Venho também comentar sobre uma campanha de Boas Práticas Agropecuárias, que o SENAR está promovendo no estado de Mato Grosso do Sul, onde tentamos levar esta percepção ao elo mais complicado da cadeia: o produtor.
Espero que em poucos anos esses conceitos de bem-estar e abate humanitário se espalhe em sólidas bases por toda a cadeia. Dependemos também da pressão do consumidor, para conseguir consolidar nosso trabalho.
Espero que tenhamos o prazer de ler novos artigos da Dra.
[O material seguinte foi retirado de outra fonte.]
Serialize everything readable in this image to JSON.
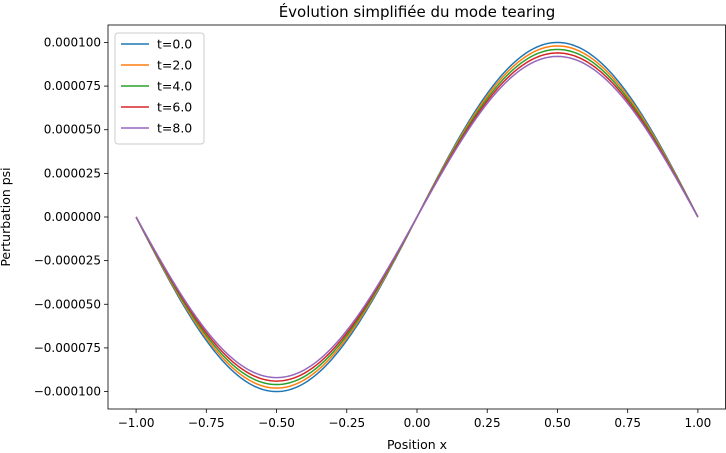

Voogd.
O artigo está muito bom, considero importante fonte de informação, principalmente para as entidades responsáveis pela fiscalização na esfera Federal, Estadual e Municipal.
Novamente venho parabenizar o artigo, pelo ressalto da importância do Bem-estar em animais de produção e a influência das instalações e do transporte na qualidade do produto final, que poucos atentam e enxergam a importância, e o resultado econômico que isto acarreta.
É neste intuito de melhoria na produção e redução de custos que a minha empresa e várias outras do setor investem em pesquisa e desenvolvimento de produtos que venham a atender tal necessidade; tais como: currais antiestresse, revestimentos de borracha antiderrapante para pisos, troncos de contenção, enfim vários produtos que utilizados trazem excelentes resultados.
Por este caminho de melhoria na produção, que estamos tendo destaque no cenário mundial como produtores de carne, que ainda está longe do ideal. Mas com artigos como esses, parcerias de empresas e instituições para introdução de técnicas na produção, conscientizando todos os elos da cadeia produtiva, chegaremos ao ideal e seremos melhores remunerados pela qualidade de nosso produto lá fora, tornando-se assim exemplo para todo o mundo na produção de carne.